Ей неведомо, сколько она стоит здесь, больная от ветра, пытаясь призвать их голоса. Странная мысль донимает ее. Мертва как раз ты. Это твой дух вернулся через сотни лет, а они дожили до конца своих дней, мама до очень глубокой старости, а пацаны стали мужчинами, нашли жен и родили много детей. Тянет глубоко внутрь холодный вдох и видит призрак матери, та подбирает юбку и пускается вниз с холма. Грейс знает: в этом доме ей спать нельзя. Услышишь всякое.
Она знает, стоя у его двери, что глаза старика не верят тому, что видят. Однако затем руки вскидываются, чтоб взять ее за запястья, и он потрясает ими, как молотками. Она смотрит, как рот его лепит слова, но слов не выходит. Наконец-то, говорит он, я думал, ты на… небесах. Думал, ты…
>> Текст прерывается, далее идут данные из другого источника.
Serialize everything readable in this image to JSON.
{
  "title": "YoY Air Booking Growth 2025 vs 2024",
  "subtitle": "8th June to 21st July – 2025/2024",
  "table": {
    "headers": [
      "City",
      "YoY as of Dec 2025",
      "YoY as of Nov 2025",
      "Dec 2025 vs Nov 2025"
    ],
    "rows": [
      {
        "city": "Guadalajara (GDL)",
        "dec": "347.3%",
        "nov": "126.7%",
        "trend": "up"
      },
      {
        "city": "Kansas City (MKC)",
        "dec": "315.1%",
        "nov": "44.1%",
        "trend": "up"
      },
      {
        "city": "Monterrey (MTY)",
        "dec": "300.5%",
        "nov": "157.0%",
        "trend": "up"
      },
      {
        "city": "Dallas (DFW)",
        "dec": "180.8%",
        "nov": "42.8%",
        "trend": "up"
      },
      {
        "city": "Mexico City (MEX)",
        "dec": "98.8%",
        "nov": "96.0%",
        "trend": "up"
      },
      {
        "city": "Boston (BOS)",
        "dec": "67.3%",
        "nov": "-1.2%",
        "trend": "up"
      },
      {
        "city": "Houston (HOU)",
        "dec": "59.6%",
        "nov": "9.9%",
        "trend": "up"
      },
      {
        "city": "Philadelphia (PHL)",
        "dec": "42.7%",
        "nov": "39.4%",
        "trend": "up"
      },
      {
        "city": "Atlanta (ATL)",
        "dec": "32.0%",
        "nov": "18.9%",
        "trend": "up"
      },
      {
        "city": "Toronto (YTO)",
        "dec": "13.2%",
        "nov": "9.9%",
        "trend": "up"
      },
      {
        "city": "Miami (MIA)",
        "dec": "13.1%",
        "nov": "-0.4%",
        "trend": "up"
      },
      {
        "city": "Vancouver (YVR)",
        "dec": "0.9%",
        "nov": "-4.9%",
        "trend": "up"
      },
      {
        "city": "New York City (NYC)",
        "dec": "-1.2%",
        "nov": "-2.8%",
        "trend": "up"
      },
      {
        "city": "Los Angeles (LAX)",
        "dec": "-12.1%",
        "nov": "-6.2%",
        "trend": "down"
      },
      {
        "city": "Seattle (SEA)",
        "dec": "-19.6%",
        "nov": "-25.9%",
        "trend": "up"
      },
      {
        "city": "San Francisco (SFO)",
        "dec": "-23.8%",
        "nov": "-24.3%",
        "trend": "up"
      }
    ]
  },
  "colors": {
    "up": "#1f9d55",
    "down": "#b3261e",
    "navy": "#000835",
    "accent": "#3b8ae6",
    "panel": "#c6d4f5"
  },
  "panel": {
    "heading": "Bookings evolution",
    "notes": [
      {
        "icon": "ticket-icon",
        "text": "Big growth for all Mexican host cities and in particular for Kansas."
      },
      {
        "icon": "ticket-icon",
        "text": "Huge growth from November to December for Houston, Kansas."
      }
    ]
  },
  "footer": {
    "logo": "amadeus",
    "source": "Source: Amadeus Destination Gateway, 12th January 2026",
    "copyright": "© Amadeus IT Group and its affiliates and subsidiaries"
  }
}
Ставит еловый стул к очагу и просит ее сесть. Она пытается скрыть знание, что низошло на нее в тот миг, когда она его увидала. Ответ, который выскользнул из его глаз. Она видит, как сошла с Гвоздаря его плотность, как руки его теперь ему велики. Волосы стали металлом. А глаза, что намокли, когда он ее увидел, так и мокнут, бо то глаза человека состарившегося. Взгляд ее перемещается по скромной комнате, и она задумывается, давно ль погас в кузне по соседству огонь, что за день то был. Что он сказал, когда это случилось, сидел ли он, вперившись в свои руки. Он смотрит теперь на нее, словно не знает, о чем ее спросить, этот человек, в прошлом друг ее матери, дальний родич.
Наконец он говорит, ты, значит, побывала в Блэкмаунтин?
Когда не отвечает, он задерживает на ней странный взгляд.
Говорит, куда подевались твои слова.
Она не может ответить.
Он говорит, язык у тебя всегда был подвешен.
Взгляда с нее не сводит, но тут что-то, похожее на страх, чиркает по поверхности в глазах его, и не успевает она это поименовать, он хватает ее с той же старой силою, открывает ей пальцами рот. Отпустив ее, говорит, ты прости меня, но надо было проверить, что язык тебе не отрезали и что не пука ты, за мною пришедшая. Богу известно, я ждал. Слыхал я, есть в Глене женщина, которая тоже слова растеряла. Повидала она изрядно.
В глаза ей смотреть он не может, поскольку глаза ее полны вопросов. Затем встает со стула и трет здоровенные свои руки. Говорит, я не знаю… Я не знаю, что с ними сталось. Кое-где все пошло очень плохо. Очень плохо пошло и здесь, это точно. Хотя по большей части этот дом не затронуло, слава Богу. Что я повидал, не спрашивай. Сказать могу только, что этот дом был пуст, когда все худшее завершилось. То была худшая зима на моей памяти. Никогда сроду не видывал я такого. Несчастья она принесла, как никакая другая. Страсть сколько уехало из этих мест. Ушли по дорогам или же уплыли кораблем, а много кто отбыл на церковный погост, и полно на полях их было. За то время я на холм не подымался ни разу, хотя, может, и должен был, но тут было столько горя, и приходилось печься о том, что имеешь, поскольку глазом моргнуть не успеешь, и нету. Ни разу они сюда не приходили, как на духу говорю. Слава Богу, этого дома не коснулось.